The Ballyhoo halfbeak or Ballyhoo, (Hemiramphus brasiliensis), is a baitfish of the halfbeak family (Hemiramphidae). It is similar to the Balao halfbeak in most features. Ballyhoo are frequently used as cut bait and for trolling purposes by saltwater sportsmen,.[1][2] The fish is known to have reports of ciguatera poisoning to humans[citation needed].

The fish also known as Balahu, Redtailed balao, Yellowtail ballyhoo, Ballyhoo can also be seen above the waters skimming the surface to escape from their predators. The appearance is similar to skipping stones on the water.[citation needed]

Description[edit]

The body shows typical halfbeak shape with an elongated lower jaw and cylindrical elongated body.[3] They have no spines on fins, but do have 13-14 rays of their dorsal fins and 12-13 rays on their anal fins.[3] The longest recorded Jumping halfbeak was 55 cm long, but most do not exceed 35 cm. There is no ridge between nostril and eye. It feeds mainly on sea grasses and small fish.[3]

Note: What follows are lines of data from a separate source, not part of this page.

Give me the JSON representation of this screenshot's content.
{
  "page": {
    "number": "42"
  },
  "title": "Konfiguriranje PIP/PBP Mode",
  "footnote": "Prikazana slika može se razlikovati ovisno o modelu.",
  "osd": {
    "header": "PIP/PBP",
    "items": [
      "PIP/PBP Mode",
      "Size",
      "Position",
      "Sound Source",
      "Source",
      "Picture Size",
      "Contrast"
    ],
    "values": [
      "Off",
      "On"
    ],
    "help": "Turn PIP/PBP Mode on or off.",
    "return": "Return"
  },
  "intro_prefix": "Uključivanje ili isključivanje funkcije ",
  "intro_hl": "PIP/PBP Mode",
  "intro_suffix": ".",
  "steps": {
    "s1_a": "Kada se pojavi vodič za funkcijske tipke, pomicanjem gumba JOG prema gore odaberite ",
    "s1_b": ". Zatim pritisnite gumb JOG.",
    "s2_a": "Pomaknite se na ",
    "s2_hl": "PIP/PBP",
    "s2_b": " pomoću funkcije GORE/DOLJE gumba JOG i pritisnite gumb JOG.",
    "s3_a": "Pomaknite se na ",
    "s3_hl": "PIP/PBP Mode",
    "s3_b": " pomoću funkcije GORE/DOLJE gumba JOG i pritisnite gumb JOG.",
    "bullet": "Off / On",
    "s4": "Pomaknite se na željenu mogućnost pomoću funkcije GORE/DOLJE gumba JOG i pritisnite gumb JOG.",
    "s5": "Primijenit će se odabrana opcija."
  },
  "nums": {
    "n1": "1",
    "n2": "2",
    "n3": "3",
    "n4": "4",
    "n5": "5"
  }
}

Distribution and habitat[edit]

Ballyhoo is distributed in tropical-warm temperate latitudes on both sides of the Atlantic.[4] In Florida, USA, they inhabit shallow bank areas or grassflats associated with coral reefs,.[5][6]

See also[edit]

References[edit]

  1. ^ McBride, Richard S., Lisa Foushee, and Behzad Mahmoudi. 1996. Florida's Halfbeak, "Hemiramphus" spp., Bait Fishery [1] Marine Fisheries Review. 58(1-2): 29-38.
  2. ^ McBride, Richard S.. 2001. Landings, value, and fishing effort for halfbeaks, "Hemiramphus" spp., in the South Florida Lampara Net Fishery [2] Proceedings of the 52nd Gulf Caribbean Fisheries Institute. 52: 103-115.
  3. ^ a b c Froese, Rainer and Pauly, Daniel, eds. (2015). "Hemiramphus brasiliensis" in FishBase. 07 2015 version.
  4. ^ Collette, B., Polanco Fernandez, A. & Aiken, K.A. 2015. "Hemiramphus brasiliensis". The IUCN Red List of Threatened Species 2015: e.T15521927A15603430. [3].
  5. ^ McBride, Richard S., and Justin R. Styer. 2002. Species Composition, Catch Rates, and Size Structure of Fishes Captured in the South Florida Lampara Net Fishery http://spo.nwr.noaa.gov/mfr641/mfr6413.pdf. Marine Fisheries Review. 64(1): 21-27.
  6. ^ McBride, Richard S., Justin R. Styer, and Rob Hudson. 2003. [4] Spawning cycles and habitats for ballyhoo (Hemiramphus brasiliensis) and balao (H. balao) in south Florida Fishery Bulletin 101:583–589.

McBride, Richard S., and Paul E. Thurman. 2003. Reproductive Biology of Hemiramphus brasiliensis and H. balao (Hemiramphidae): Maturation, Spawning Frequency, and Fecundity. Biol. Bull. 204: 57–67. [5]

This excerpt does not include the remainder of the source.